For his two day jobs, Rob Weiss is vice president of Cranes, Inc., a crane hire company, and of steel erectors A J McNulty & Co. A J McNulty is the older of the two companies, established in 1925 by the eponymous Mr McNulty and Weiss’s grandfather, Paul Weiss. Seeing the demand for cranes in their work as steel erectors, the two men set up their own hire firm. Paul Weiss took over running the businesses in the 1950s. His son, Lawrence, took in the 1970s, and still works for both companies. Rob joined in 1992.
Weiss’s work in the industry doesn’t end with his role in these businesses. He was one of the group of experts that helped draw up US federal regulator OSHA’s new crane rule. In New York, he has been a key advocate for the industry as local legislators push for tough local crane laws. Internationally, he has helped bridge the gap between EU and US approaches to crane safety, forming a working group based on disagreement over the new EU mobile standard EN 13000.
That last role came about by accident, Weiss explains: “I have a very close relationship with Liebherr, having pioneered a number of their models in the United Sates.

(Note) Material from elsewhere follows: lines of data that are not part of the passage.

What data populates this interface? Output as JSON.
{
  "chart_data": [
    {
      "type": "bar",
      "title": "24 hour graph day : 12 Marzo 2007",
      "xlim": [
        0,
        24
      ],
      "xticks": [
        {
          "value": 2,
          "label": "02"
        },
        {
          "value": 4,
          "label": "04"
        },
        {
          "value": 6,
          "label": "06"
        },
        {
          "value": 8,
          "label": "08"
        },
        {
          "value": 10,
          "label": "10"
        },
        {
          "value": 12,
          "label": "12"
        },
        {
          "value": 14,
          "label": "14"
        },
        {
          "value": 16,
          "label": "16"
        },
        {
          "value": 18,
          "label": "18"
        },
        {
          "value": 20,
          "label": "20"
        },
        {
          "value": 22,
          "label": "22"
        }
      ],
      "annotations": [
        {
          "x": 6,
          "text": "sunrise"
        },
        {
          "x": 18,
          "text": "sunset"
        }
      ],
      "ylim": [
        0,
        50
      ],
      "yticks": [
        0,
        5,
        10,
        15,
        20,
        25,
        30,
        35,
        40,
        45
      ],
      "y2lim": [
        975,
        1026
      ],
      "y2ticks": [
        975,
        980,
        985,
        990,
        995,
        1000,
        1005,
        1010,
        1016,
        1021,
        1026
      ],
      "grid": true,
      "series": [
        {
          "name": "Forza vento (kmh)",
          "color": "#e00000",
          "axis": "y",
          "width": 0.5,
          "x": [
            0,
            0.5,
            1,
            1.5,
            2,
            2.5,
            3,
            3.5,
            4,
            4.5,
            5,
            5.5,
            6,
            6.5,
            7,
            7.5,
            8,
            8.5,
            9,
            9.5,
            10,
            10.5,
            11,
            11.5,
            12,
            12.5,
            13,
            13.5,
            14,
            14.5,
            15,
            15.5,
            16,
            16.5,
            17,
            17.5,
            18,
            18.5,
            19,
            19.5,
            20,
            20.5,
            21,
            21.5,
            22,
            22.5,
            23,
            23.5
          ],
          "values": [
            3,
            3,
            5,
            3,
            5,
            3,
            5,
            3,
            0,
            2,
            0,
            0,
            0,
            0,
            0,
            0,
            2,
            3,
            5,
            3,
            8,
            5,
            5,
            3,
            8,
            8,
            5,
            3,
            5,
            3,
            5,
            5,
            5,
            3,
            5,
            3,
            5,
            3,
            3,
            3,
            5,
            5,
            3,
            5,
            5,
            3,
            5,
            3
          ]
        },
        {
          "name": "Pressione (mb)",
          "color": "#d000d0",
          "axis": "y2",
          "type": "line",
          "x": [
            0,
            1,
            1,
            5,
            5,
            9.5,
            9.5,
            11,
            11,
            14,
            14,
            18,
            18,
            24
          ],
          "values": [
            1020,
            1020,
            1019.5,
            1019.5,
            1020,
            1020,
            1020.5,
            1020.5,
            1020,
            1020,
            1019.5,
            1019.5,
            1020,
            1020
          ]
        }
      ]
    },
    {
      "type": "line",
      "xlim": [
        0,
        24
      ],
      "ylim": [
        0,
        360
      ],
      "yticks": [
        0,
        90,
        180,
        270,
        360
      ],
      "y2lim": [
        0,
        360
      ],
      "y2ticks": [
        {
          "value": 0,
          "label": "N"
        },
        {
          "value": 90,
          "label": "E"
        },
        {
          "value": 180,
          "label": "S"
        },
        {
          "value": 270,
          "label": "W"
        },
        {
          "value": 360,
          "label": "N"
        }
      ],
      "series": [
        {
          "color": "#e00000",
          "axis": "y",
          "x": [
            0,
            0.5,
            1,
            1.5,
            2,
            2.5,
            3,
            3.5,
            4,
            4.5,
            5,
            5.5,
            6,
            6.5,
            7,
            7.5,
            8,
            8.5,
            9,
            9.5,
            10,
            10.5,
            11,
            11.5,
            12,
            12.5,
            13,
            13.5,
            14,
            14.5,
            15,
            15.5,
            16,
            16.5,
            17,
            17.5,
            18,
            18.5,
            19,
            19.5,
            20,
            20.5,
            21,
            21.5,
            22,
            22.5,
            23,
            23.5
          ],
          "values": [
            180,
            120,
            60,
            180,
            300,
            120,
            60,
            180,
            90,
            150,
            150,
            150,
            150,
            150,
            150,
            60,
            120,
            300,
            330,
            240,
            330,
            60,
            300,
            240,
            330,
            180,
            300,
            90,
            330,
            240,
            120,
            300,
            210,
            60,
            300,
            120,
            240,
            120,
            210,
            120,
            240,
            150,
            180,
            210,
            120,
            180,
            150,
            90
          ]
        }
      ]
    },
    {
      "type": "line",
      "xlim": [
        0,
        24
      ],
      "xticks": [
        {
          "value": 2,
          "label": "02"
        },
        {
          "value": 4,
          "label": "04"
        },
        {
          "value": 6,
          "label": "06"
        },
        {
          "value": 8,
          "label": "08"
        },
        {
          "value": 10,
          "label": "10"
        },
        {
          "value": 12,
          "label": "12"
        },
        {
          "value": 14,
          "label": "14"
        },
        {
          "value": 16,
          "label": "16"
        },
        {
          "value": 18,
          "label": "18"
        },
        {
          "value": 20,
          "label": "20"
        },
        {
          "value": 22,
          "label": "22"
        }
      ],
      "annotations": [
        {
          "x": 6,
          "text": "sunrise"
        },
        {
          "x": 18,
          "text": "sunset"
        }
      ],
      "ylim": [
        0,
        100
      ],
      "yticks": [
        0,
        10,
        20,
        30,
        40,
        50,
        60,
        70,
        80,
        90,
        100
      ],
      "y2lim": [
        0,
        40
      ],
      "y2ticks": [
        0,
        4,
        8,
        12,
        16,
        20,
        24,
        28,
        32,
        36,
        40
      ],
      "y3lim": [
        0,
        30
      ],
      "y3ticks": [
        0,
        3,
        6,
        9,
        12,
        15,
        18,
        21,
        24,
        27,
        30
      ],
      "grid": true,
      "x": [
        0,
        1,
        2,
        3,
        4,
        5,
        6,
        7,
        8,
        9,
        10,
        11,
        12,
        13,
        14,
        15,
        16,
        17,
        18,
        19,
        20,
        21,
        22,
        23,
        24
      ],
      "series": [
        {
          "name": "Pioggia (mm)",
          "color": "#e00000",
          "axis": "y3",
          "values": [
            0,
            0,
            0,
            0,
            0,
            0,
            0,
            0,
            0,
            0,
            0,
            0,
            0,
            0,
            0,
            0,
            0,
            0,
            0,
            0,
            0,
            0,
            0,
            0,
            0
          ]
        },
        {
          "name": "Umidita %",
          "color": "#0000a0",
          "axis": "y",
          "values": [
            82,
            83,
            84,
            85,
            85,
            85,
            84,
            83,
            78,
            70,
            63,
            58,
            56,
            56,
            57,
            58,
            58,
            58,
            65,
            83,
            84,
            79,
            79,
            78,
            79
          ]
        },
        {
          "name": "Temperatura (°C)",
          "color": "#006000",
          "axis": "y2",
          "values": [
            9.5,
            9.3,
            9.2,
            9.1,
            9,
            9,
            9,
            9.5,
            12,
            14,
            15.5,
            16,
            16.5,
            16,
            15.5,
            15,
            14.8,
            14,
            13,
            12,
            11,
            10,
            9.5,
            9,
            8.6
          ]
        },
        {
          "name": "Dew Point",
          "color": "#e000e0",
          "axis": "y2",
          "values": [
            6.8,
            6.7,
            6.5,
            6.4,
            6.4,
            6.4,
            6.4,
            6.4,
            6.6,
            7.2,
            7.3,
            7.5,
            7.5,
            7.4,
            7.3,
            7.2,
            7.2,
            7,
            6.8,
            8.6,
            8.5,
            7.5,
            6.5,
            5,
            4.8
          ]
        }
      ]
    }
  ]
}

We send our mechanics over to Ehingen every year for training, and I go too. It’s not that I’m going to be in the yard pulling wrenches with them, but when they come to me and say they need a new part, I like to know what they are talking about. So I go and do the same training programmes.
“I was there in December 2007, and one of Liebherr’s sales team pulled me aside, and said changes to the LMI were coming, that there would be no override key and that the speed of operational functions would be reduced to 15% in override situations.
“At the next meeting of the SC&RA Crane and Rigging Group Governing Committee, in January 2008 in Maui, they asked if anyone had any new business. I raised my hand and said, ‘I assume you all know about these changes to the LMI, about the override key?’ They all looked at me like I had three heads. There were manufacturers there, as well as all the major U.S. rental companies, and no one knew. We decided to start a working group, and, as I’d raised the issue, I was chosen to head it.
“The feeling here, amongst owners and operators, is that if you can’t have full speed during override, it is a safety disaster.
“ Arguments over approaches to safety have had a more immediate affect in Weiss’s local market. “New York City has a very interesting set of crane rules,” Weiss says, “NYC had crane regulations in the late 1960s, even before OSHA was founded [in 1971].“
“People would build cranes, and derricks in particular, in their backyard. So, the city made a requirement that every crane model entering New York had to be prototyped. That meant drawing up a plan of the crane and passing it to an independent engineer, who was required to review and approve the engineering and submit it to the City for their approval.
“That worked well into the 1980s and 1990s. Every crane in the city would carry a single plate with the load chart used for the approval. The problem came with the introduction of all terrain cranes, with multiple outrigger positions and boom and counterweight configurations, generating thousands of pages of load charts. These ultra-sophisticated cranes are designed by engineering teams of 30 or 40 people, using computer-aided design. Now, the engineer’s office in New York (generally Howard Shapiro & Associates) has to review the work of all those engineers. It is a daunting task.”
For companies like Cranes, Inc., those rules make it hard to innovate, Weiss says: “I have had a brand new Liebherr LTM 1350-6.1 since August, and it is just sitting in the yard looking pretty while it waits for City approval.“ For companies wanting to enter the market in New York, the prototype rules, licensing requirements, and the need to employ ops and oilers from IUOE Locals 14 and 15, mean it rarely makes sense to bring in a crane from outside the city.
Now, New York City, prompted by two serious accidents, is pushing for a new, more stringent, set of regulations. The Steel Institute of New York, representing the city’s steel erectors, has gone to court to try to block the new rules, using the same arguments (and legal team) that overturned similar regulations in Miami Dade.
Weiss says, “The Steel Institute of New York case against New York City’s crane rules raises the issue of whether Federal law supersedes and pre-empts municipal regulations covering the same subject matter. The original legislation that created OSHA said that states could establish their own worker safety rules, such as crane regulations, if they adopted a federally approved State Plan. The question raised in the SINY case is whether municipalities can circumvent and bypass the requirements imposed by Congress upon the states. The preamble to the new OSHA cranes and derricks rule, says it is perfectly possible for cities and local municipalities (not states) to write their own crane rules in building codes, as long as they don’t conflict with the OSHA rule.
“SINY has asked for time to study the new standard. When Congress established OSHA, it said that if there is a worker safety issue, it should be covered federally.
“If you follow the logic of OSHA’s preamble to the crane rule, and every municipality of 500 people writes its own rules, how are you going to manage that?”